Patrick de la Grange :  Des aménagements au secret médical sont nécessités par l'exercice de la médecine tout simplement, mais il n'y a pas d'exception. Les aménagements sont simples : si vous êtes mort, on doit considérer qu'il y a un aménagement du principe par rapport à la famille. La famille a le droit de savoir (dans certaines limites, c'est assez compliqué...) pourquoi vous êtes mort. En particulier, la famille a le droit de savoir si vous êtes mort d'un accident médical notamment. C'est une source de conflit permanente parce qu'effectivement, une famille qui pense que son proche est décédé à la suite d'un accident médical va demander à l'auteur présumé de l'accident de lui révéler les causes de la mort. Or, l'auteur présumé peut se réfugier derrière le secret médical pour ne pas révéler les causes de la mort si elles ne sont pas liées à une faute (voir cette autre partie de l'interview sur cette notion de faute). C'est compliqué parce que vous êtes juge et partie.
 
VIDAL : Que dit la loi sur la révélation, ou non, des causes précises de la mort ?
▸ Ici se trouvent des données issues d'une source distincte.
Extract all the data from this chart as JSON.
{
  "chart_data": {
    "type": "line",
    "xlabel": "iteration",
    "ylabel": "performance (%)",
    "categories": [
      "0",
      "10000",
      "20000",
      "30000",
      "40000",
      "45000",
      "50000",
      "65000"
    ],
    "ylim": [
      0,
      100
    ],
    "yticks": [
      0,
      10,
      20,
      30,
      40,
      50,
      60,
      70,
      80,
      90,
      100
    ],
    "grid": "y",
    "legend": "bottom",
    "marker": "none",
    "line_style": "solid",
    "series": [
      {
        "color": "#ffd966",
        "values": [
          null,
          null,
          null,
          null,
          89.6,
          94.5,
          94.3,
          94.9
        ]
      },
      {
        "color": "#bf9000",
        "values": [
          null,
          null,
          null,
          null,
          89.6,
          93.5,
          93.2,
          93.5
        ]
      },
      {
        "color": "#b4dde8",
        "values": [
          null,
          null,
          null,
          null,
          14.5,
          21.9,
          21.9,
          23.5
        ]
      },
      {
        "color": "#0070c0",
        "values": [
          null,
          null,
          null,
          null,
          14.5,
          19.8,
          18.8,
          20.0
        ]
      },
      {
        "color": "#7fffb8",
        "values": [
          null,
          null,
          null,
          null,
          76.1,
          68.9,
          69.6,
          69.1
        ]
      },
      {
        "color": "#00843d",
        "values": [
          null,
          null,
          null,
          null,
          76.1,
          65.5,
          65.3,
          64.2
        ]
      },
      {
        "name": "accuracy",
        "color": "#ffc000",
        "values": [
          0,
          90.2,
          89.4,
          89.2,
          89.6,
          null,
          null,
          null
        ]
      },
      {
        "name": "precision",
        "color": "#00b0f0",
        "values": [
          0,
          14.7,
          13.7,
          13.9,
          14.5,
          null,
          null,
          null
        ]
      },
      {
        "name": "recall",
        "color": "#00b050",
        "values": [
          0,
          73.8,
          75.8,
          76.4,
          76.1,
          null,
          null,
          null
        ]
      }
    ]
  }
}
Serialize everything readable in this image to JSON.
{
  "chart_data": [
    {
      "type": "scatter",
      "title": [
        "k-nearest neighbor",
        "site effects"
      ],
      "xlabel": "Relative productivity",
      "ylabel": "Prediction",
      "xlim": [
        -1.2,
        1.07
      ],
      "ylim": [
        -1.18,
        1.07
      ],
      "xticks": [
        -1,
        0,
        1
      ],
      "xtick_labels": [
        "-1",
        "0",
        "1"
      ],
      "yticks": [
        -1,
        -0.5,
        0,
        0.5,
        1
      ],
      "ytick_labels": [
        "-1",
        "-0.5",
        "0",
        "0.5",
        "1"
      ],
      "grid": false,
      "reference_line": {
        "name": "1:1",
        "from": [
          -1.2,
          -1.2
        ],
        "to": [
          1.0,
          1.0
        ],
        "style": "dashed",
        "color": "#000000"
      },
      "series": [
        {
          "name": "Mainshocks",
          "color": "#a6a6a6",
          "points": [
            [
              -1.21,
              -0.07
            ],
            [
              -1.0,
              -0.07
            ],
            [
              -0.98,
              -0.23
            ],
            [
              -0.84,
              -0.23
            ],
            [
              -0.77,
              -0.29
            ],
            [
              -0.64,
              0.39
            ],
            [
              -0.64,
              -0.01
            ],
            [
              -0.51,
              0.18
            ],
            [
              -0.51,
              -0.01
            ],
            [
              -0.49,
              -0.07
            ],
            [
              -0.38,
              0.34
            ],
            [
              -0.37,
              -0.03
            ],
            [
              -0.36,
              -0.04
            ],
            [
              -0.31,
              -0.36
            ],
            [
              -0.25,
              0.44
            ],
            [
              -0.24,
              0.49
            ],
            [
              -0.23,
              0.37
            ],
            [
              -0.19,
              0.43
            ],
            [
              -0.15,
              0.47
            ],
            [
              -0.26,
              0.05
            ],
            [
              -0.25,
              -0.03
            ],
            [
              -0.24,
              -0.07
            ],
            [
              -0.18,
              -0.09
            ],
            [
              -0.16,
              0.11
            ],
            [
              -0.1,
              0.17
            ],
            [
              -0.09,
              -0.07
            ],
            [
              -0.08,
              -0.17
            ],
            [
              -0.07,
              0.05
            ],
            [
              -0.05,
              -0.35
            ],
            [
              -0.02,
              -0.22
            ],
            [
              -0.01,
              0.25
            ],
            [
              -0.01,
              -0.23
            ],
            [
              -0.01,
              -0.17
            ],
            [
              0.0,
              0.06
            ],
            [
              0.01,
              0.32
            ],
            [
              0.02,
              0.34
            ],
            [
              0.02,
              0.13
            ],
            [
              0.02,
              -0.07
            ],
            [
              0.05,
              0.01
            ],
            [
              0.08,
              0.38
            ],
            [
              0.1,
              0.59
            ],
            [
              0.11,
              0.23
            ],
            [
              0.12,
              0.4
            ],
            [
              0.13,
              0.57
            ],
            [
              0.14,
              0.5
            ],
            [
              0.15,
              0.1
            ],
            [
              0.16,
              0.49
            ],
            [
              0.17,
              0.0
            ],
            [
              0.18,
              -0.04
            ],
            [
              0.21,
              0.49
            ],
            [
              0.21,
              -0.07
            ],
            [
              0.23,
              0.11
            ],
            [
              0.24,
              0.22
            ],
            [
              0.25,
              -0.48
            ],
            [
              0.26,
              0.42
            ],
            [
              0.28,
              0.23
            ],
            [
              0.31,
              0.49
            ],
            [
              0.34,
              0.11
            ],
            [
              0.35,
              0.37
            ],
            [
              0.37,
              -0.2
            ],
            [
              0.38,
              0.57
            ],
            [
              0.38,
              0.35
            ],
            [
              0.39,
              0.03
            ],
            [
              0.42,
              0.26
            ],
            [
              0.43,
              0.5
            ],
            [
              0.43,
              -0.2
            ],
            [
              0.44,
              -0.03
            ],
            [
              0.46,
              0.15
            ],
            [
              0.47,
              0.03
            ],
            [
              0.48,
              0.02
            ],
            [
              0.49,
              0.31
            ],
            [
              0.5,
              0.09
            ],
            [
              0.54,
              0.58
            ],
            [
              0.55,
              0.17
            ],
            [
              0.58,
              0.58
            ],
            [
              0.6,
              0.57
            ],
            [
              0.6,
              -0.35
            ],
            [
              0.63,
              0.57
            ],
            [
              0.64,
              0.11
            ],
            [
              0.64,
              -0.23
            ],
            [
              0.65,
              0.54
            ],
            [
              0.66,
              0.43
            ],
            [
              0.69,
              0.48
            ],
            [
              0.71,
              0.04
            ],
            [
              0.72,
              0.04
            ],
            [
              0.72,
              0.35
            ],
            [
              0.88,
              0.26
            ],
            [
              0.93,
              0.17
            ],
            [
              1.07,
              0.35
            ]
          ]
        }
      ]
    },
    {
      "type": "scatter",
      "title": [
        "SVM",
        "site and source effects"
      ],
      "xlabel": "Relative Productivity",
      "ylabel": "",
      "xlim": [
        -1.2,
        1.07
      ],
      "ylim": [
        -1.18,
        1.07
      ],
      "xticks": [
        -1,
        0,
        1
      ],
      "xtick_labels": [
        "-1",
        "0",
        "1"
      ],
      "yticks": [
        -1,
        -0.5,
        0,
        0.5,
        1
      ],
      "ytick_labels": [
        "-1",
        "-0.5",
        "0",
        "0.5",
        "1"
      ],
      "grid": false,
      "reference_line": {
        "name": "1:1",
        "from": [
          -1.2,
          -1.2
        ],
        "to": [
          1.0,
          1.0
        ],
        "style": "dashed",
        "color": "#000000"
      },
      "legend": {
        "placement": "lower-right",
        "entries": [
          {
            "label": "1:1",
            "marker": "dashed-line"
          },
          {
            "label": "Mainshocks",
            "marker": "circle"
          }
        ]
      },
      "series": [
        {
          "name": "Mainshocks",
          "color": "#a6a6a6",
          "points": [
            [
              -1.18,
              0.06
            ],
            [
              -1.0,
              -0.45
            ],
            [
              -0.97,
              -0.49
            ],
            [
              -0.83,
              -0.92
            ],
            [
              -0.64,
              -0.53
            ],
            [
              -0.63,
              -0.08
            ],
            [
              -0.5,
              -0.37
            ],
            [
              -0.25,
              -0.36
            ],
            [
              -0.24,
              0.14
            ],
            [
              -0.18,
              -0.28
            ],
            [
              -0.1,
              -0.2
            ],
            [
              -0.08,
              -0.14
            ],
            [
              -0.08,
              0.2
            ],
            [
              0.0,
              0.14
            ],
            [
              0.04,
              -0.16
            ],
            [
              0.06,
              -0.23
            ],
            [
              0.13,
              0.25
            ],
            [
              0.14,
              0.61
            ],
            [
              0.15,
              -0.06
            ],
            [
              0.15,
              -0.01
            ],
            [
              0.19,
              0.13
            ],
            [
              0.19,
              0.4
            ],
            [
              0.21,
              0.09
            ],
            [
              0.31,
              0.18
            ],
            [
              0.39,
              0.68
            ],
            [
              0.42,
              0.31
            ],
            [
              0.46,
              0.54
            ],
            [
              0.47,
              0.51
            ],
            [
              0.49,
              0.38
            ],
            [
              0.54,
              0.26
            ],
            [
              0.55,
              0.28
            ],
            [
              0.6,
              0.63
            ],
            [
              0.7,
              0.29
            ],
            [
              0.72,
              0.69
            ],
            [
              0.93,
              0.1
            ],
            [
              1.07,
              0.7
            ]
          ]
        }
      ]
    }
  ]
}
Patrick de la Grange :  La loi impose au médecin, à l'équipe médicale ou à l'établissement de ne fournir à la famille que ce qui est strictement nécessaire pour connaître les causes de la mort et encore, sous réserve que le patient lui-même, de son vivant, ne s'y soit pas opposé. Parce que le patient, de son vivant, peut très bien indiquer à l'équipe médicale qu'il refuse que sa famille, ses proches, soient informés de quoi que ce soit.
 
Ce genre de conflit est réglé par la loi : des dispositions sont prévues, puisque la loi exprime très clairement que l'hôpital doit faire le tri, dans les informations à caractère médical, entre ce qu'il est possible de dire à la famille et ce qui ne l'est pas. Mais évidemment, du point de vue de la famille on a l'impression d'une opacité, d'un refus de transparence, d'un hôpital qui se couvre pour que les fautes ne soient pas révélées, etc. Ce sont les problèmes spécifiques liés à la mort mais le principe, c'est que même mort, le secret médical doit être respecté.
 
VIDAL : En cas de doute persistant sur une faute ou une dissimulation, que peuvent faire les familles ?
Patrick de la Grange :  En cas de conflit avec l'établissement médical, qu'il soit public ou privé, le seul moyen d'en sortir est d'avoir recours au juge : le juge va désigner un expert qui va demander la communication du dossier médical, d'abord le dossier médical qui a été fourni à la famille spontanément et éventuellement celui qui ne lui a pas été fourni; Il va ensuite faire le tri entre ce qui est acceptable ou non d'être fourni à la famille.
 
VIDAL : Existe-t-il d'autres recours possibles pour accéder aux éléments du dossier médical ?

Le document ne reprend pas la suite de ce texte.